2D polls?

Is there any way to make the board software support “2D” polls? Anyone want to take this on as a project, maybe on one of the SDMB spin-off boards first? I’ve never actually come across this online, but being able to observe correlations is wayyyy more interesting than populating a single biased distribution.

As a simple example, consider this poll:

**Select your age range:
a) 0-10
b) 11-15
c) 16-21
d) 22-30
e) 31-45
f) 46-60
g) 60+

Do you own a car?
a) yes
b) no
**

The second question on its own is useless. There will be some ratio of “yes” to “no”, but there’s no way to control for anything of interest. With the first question answered at the same time, we would get a sense of when people start buying cars. Of course, this is a silly example. One could think of countless correlations of interest.

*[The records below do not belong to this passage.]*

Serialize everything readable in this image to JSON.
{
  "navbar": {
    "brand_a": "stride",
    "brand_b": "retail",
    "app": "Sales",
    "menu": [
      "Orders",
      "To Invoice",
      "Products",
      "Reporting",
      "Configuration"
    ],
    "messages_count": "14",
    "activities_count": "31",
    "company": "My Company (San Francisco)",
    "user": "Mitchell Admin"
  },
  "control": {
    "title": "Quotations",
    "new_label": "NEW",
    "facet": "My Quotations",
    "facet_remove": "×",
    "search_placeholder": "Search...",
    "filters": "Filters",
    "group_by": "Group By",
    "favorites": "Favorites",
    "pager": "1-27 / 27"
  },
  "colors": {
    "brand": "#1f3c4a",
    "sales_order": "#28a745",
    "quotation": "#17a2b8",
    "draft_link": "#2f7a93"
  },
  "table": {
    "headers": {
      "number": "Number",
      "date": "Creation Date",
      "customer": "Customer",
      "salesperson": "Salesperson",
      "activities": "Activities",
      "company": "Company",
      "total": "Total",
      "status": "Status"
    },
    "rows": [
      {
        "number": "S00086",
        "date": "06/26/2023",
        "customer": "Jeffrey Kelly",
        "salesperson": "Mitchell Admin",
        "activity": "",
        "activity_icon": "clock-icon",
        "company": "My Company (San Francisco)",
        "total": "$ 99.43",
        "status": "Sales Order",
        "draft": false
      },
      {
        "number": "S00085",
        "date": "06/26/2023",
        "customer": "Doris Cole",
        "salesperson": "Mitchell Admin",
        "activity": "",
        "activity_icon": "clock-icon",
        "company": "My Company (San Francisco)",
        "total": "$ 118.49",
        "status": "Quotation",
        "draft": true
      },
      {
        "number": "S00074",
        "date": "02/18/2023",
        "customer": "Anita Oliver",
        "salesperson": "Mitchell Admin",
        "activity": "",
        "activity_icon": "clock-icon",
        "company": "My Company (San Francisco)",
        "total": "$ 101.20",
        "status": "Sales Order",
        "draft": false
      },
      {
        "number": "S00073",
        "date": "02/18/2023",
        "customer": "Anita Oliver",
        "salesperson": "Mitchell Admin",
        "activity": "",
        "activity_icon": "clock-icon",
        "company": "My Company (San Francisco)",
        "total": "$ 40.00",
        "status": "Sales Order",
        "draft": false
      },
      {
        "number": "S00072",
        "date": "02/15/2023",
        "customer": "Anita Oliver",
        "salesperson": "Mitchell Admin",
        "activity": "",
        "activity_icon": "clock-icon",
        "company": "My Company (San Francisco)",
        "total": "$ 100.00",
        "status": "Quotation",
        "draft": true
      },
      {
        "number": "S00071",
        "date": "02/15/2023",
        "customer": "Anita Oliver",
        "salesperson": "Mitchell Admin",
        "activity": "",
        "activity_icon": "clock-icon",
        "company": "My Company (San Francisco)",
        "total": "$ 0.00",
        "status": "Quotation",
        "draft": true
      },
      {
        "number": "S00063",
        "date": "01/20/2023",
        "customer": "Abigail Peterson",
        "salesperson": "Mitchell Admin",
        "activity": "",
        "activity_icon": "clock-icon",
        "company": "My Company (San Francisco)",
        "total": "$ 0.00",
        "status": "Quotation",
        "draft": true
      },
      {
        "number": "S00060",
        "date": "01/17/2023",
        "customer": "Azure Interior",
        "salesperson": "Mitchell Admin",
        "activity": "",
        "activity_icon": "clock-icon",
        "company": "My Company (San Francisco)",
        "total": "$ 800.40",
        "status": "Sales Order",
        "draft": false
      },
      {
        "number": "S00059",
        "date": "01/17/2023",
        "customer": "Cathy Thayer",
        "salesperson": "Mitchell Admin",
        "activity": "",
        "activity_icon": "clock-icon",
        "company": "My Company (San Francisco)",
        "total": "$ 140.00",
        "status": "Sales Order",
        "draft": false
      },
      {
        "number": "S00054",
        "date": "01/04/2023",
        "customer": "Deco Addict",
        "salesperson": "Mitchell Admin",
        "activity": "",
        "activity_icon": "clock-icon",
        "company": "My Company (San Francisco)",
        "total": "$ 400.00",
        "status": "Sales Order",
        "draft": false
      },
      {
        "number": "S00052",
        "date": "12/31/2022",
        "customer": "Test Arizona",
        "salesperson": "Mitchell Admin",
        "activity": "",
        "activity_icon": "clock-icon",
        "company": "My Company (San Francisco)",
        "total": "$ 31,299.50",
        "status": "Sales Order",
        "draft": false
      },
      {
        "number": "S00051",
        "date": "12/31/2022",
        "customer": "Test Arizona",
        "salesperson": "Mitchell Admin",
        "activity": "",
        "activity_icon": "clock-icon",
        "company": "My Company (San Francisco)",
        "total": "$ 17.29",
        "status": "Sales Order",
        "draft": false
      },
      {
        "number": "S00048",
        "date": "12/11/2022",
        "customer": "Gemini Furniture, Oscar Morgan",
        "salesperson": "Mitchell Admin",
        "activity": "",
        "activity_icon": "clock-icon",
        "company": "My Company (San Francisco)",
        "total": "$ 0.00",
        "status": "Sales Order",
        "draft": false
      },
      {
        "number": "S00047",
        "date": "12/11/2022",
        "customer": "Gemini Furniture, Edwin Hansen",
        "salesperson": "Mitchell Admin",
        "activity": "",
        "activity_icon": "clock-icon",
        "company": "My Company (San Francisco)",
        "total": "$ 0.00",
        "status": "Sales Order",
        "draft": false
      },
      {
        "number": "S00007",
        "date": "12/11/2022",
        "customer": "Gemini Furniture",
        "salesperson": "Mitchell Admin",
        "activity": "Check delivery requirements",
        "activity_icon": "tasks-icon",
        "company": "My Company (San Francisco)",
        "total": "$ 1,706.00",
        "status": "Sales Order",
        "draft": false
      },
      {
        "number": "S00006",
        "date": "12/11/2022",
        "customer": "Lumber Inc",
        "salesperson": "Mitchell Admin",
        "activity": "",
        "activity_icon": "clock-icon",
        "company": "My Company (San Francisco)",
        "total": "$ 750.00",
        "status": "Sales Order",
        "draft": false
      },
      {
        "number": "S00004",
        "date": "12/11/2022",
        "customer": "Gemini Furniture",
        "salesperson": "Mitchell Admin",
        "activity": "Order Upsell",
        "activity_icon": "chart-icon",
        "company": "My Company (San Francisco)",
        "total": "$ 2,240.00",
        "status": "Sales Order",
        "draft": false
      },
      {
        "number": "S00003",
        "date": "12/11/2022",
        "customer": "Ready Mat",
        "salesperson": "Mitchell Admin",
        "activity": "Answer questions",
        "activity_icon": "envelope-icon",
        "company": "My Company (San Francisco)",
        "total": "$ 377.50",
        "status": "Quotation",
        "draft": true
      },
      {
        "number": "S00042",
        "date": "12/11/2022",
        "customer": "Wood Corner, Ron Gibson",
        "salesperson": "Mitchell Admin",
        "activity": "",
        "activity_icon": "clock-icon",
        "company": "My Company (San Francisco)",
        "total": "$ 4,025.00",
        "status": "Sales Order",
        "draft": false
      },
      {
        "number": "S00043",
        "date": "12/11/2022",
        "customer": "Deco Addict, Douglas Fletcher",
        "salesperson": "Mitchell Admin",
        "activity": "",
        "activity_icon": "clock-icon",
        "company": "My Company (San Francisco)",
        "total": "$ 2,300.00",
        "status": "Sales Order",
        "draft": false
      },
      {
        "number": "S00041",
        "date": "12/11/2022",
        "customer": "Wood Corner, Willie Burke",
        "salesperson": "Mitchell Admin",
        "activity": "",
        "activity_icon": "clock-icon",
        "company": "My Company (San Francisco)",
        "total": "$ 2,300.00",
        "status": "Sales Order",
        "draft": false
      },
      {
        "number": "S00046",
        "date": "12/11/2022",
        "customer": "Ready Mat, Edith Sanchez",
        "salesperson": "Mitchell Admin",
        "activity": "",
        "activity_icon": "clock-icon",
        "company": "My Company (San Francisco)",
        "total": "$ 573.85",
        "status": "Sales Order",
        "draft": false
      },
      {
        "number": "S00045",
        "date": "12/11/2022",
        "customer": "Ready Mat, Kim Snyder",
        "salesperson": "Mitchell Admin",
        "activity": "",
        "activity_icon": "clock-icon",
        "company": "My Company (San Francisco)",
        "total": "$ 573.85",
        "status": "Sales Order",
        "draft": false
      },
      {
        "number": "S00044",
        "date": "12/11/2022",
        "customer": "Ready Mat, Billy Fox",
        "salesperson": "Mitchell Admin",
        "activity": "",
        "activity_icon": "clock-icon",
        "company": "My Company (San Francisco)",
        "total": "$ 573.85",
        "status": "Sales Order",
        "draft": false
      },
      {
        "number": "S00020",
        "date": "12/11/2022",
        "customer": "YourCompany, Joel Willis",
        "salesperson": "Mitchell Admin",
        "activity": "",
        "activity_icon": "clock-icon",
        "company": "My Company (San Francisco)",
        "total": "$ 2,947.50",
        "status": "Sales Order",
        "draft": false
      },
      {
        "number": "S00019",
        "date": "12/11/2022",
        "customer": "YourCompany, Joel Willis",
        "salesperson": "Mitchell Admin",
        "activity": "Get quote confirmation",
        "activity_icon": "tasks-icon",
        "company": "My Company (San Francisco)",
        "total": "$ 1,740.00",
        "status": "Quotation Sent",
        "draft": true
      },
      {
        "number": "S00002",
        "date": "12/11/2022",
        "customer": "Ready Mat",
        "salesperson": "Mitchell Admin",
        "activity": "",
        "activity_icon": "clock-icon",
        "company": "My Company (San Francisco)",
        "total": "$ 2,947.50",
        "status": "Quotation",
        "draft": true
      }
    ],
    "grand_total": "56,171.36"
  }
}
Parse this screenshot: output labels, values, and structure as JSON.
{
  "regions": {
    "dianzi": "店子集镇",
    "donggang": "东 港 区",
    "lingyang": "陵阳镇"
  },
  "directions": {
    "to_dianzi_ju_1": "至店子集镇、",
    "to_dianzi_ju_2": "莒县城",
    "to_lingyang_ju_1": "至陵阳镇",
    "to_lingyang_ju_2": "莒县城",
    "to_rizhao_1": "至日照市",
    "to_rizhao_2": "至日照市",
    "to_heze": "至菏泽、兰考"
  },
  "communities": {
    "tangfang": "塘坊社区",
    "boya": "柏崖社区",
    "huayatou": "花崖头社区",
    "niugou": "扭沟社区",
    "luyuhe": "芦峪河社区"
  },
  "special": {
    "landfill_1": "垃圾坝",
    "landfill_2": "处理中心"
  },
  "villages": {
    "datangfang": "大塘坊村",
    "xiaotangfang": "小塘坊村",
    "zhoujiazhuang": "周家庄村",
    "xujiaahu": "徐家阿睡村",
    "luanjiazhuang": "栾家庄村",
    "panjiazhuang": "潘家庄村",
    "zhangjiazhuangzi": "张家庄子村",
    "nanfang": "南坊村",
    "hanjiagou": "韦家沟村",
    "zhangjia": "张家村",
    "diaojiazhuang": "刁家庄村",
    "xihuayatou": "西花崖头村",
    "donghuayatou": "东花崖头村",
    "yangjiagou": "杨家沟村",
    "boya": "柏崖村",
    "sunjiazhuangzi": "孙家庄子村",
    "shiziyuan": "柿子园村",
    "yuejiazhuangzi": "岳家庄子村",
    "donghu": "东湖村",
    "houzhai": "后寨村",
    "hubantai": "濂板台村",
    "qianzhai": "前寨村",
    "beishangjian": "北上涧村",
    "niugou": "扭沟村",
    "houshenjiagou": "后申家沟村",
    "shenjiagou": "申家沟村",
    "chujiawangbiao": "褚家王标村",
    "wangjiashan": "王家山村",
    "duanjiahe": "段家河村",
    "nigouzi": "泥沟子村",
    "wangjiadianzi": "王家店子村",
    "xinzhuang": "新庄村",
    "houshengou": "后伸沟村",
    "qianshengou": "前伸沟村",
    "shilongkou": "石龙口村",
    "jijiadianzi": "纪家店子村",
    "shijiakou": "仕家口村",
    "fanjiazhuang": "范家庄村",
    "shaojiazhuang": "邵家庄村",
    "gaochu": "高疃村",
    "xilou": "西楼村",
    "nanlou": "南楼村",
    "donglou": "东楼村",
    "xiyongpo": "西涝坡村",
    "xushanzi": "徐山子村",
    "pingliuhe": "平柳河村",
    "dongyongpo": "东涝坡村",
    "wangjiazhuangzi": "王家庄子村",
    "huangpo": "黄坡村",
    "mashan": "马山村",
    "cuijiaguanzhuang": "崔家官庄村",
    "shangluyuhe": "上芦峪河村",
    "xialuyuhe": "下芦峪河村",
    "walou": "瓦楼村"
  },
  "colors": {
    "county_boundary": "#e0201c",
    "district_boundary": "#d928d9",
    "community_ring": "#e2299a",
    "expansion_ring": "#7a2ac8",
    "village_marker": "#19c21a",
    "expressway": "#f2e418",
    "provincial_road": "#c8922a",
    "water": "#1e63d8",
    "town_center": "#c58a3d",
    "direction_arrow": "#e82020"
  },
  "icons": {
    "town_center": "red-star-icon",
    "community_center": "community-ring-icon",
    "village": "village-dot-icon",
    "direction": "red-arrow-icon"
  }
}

Certainly, you can’t control for everything with only two variables, but you can do so much more with two than you can with just one.

The data would be presented as a matrix of numbers (totals and/or percentages), in analogy with the bar graphs for the one-variable polls.

Anyway, I think that’d be pretty fun to have.

Well, there’s always this hack:

a) 0-10 yes
b) 11-15 yes
c) 16-21 yes
d) 22-30 yes
e) 31-45 yes
f) 46-60 yes
g) 60+ yes
h) 0-10 no
i) 11-15 no
j) 16-21 no
k) 22-30 no
l) 31-45 no
m) 46-60 no
n) 60+ no

That said, I like the “2D Poll” idea.

Another vote for “like the idea.”

I don’t think V Bulletin offers this type of polling, which would make the answer “no,” since Jerry is reluctant to load hacks.

Every time I’ve tried to put 2 or more Q’s into one poll, some people will invariably goof it up.

I did this once by using a poll where you can have mutiple answers, so:

a) 0-10
b) 11-15
c) 16-21
d) 22-30
e) 31-45
f) 46-60
g) 60+
h) yes, I have a car
i) no, I don’t

It takes a little trust in the masses…

[carnac]

I hold in my hand the last envelope.

Answer: 2D polls.
Question:

Where are Canadians headed today?

[/carnac]

golf clap

But that doesn’t graph the two variables against each other.

No, that requires looking at the poll results (w/ a public poll, so you can see who voted for what) and then importing to Excel using text to columns or some such.